I wrote Tinynet for learning purpose, and I found it is useful and interesting to figure out what is a deep learning framework doing under their apis. I hope this project can be useful for other students to understand how deep learning works.

In Tinynet, we focus on three main tasks: construct the neural networks, perform the training, evaluating and visualizing processes and export the trained weight to the persistent storage (i.e. the hard disk). We have made the following modules to achieve these goals:

Core. In this module, we implement a base class for all the parameters that need to be updated during training. A parameter includes two components: the tensor that saves the actual data, and the gradient that saves the derivatives of the loss with respect to the parameter for updating.

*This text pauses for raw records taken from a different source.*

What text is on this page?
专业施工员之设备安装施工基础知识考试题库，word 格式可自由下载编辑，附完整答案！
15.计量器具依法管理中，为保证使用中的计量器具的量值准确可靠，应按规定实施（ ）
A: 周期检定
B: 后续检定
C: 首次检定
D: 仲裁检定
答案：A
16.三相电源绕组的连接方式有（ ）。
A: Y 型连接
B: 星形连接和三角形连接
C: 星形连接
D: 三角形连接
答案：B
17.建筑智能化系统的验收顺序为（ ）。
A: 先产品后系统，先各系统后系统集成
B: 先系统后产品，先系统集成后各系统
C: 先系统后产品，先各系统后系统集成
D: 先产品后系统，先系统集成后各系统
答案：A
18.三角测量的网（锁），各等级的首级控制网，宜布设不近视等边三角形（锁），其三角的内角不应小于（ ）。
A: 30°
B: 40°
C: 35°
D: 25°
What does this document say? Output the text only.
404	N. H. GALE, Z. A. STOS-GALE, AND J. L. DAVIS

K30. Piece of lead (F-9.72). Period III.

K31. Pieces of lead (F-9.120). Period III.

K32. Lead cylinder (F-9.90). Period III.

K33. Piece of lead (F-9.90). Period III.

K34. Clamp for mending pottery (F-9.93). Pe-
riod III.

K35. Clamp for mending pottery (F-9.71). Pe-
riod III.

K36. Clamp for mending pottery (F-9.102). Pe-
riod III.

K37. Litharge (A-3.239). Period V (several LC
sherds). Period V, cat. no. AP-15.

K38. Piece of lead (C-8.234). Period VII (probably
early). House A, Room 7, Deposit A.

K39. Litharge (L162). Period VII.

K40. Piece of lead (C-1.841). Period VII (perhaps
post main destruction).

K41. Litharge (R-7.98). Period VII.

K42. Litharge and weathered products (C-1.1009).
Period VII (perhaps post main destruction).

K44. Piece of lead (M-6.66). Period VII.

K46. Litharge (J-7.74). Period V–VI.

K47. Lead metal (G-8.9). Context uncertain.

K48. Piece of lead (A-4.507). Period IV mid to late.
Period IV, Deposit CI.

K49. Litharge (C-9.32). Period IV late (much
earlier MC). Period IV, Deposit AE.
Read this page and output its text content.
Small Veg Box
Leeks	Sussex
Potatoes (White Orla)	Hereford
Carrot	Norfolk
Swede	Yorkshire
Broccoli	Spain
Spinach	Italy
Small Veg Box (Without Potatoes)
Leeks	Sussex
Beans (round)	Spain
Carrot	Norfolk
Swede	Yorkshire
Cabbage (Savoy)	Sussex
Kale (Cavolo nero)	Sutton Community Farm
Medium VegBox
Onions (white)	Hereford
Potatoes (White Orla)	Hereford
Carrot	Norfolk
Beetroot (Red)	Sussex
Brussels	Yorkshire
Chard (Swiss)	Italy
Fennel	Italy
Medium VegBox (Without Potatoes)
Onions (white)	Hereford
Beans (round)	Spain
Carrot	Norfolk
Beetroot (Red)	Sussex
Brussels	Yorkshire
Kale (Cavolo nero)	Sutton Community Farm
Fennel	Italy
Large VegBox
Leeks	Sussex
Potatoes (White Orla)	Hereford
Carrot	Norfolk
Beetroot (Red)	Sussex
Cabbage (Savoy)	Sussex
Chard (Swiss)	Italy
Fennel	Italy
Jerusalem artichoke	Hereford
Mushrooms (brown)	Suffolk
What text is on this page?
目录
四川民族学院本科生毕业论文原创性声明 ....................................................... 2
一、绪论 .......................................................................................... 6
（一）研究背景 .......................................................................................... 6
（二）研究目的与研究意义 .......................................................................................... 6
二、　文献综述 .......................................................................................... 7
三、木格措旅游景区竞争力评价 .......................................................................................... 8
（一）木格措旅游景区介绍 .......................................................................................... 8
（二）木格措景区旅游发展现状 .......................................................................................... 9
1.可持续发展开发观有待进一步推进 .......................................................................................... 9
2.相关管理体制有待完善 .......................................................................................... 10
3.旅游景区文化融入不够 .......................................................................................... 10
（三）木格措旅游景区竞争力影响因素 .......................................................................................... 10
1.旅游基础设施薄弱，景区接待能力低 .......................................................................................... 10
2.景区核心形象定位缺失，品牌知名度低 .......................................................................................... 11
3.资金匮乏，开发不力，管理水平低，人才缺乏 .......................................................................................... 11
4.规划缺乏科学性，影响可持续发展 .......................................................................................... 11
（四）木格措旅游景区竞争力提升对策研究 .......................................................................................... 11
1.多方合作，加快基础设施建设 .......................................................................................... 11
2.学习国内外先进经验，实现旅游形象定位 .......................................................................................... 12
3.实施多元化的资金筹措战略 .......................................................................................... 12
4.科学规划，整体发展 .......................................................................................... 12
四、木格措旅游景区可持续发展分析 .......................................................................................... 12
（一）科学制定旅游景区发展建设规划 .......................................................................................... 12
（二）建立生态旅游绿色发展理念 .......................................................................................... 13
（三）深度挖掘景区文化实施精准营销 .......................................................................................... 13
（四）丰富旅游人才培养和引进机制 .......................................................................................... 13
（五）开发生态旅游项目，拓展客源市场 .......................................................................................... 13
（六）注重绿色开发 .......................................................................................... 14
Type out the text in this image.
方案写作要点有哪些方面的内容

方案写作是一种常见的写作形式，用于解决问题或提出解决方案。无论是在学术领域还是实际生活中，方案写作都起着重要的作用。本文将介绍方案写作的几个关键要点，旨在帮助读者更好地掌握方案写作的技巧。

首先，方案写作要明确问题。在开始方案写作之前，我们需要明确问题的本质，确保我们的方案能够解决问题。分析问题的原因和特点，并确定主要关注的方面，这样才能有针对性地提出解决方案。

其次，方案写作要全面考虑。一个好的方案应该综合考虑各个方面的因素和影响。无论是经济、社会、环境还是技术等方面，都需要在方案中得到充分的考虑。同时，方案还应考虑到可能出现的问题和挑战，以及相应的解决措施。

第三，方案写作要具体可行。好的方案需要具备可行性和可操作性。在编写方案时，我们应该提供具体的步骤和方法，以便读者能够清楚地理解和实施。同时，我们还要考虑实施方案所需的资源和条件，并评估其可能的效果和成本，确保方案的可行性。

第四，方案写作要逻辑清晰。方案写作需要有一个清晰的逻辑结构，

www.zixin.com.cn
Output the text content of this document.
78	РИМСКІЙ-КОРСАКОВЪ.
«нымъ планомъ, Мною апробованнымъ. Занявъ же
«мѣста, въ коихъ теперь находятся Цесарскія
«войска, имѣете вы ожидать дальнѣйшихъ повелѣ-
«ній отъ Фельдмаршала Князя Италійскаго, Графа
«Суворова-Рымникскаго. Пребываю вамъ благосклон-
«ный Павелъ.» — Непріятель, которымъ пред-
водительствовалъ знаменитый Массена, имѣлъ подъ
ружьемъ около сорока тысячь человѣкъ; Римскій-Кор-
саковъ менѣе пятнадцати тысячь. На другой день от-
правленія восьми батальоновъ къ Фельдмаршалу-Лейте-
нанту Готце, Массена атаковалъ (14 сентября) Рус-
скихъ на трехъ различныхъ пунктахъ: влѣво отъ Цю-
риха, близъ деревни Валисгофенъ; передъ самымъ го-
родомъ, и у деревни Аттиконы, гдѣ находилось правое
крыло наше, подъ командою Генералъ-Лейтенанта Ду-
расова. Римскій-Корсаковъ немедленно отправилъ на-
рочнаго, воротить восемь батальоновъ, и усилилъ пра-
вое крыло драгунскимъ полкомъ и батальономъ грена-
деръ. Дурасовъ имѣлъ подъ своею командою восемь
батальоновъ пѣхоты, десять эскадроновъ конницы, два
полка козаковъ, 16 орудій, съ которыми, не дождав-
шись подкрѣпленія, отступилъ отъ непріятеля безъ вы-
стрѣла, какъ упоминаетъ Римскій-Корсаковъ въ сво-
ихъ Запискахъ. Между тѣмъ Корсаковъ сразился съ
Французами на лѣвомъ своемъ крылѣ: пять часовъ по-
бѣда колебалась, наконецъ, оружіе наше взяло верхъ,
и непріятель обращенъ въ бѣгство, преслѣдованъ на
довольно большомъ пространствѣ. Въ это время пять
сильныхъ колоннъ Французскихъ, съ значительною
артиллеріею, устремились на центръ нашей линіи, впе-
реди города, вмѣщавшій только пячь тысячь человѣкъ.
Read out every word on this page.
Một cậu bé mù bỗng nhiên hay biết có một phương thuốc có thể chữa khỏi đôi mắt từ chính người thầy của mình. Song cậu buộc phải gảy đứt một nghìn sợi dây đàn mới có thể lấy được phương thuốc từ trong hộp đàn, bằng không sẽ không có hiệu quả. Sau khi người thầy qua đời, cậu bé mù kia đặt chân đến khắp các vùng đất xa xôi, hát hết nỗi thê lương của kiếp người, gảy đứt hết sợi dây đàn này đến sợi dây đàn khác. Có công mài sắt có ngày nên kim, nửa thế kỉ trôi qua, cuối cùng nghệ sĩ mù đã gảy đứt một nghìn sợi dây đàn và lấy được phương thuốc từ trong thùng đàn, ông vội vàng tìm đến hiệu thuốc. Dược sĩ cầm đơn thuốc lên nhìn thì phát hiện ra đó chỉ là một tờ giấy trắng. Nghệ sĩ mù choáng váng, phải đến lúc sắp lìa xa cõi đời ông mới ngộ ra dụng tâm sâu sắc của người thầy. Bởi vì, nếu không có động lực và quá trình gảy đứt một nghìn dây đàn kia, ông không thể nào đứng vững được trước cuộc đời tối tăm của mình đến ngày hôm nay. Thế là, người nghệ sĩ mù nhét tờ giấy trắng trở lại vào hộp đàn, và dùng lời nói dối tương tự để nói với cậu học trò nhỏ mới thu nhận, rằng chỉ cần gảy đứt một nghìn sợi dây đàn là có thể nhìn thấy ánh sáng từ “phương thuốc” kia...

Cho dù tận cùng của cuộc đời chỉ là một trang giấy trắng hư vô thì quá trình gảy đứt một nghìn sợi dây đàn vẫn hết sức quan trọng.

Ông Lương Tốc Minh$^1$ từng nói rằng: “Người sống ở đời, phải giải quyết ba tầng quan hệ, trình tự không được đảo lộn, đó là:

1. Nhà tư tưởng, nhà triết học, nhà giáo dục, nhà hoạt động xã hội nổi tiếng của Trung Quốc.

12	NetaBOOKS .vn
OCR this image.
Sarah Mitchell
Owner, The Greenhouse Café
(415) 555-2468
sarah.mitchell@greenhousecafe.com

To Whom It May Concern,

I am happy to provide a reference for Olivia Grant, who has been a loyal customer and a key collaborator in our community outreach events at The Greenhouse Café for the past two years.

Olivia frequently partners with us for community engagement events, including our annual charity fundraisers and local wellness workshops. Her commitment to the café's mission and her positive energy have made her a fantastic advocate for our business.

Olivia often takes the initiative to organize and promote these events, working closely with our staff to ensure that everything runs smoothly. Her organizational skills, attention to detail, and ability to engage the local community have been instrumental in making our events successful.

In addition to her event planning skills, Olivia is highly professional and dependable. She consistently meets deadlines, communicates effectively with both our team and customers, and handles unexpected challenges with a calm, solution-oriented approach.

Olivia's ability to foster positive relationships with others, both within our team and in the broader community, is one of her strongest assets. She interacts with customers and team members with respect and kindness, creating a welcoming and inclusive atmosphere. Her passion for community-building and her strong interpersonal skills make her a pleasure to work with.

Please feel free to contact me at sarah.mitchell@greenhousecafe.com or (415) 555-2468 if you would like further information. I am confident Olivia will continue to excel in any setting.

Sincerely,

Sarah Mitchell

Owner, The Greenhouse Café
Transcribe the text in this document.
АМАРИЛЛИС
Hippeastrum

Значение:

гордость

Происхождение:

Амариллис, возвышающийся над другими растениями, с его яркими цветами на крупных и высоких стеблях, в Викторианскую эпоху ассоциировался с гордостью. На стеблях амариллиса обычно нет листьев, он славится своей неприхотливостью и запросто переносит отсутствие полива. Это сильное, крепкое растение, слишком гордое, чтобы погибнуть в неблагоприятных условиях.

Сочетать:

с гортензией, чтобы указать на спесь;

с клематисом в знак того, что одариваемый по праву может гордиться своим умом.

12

Layers. We implement all the needed layers in this module, including the fully connected layer, the convolutional layer, ReLu and Dropout layer, etc. All these layers are Python classes that are extended from a base class, which requires the subclasses to implement a

*forward*and a*backward*function.Losses. We implement the needed cross-entropy loss in this module. The loss function is implemented as a Python function that has two inputs,

*predicted*and*ground truth*. Then the function needs to return two values, the*loss value*, which measures the distance between the ground truth and the predicted output, and the*gradient*, which calculates the derivatives of loss value with respect to the predicted output.Net. Net is a class that stacks several different layers, and provides three functions:

*forward*,*backward*and*update*. The forward function will compute the output of the forward pass from the beginning of the stacked layers, while the backward function will first reverse those layers and then compute the backward pass from the end of the given layers. The update function simply updates all those parameters in a neural network at once.Optimizer. The SGD optimizer is implemented in this module. The optimizer receives a parameter from the

*Core*module, computes the next value by \(new=old-\epsilon\nabla\) where \(\epsilon\) is the preset learning rate, and \(\nabla\) is the computed derivative of the loss with respect to the parameter.Learner. We perform the actual training process inside the

*Learner*module. A learner receives a user-defined neural network architecture, a training dataset, an optimizer and some other hyperparameters such as batch size. Then the learner will read the training dataset batch by batch, and in each batch, the learner will call the forward function of the given neural network architecture on the batch, compute the loss value and then perform the backward pass. After the backward pass in each batch, the learner will update all the parameters in the network.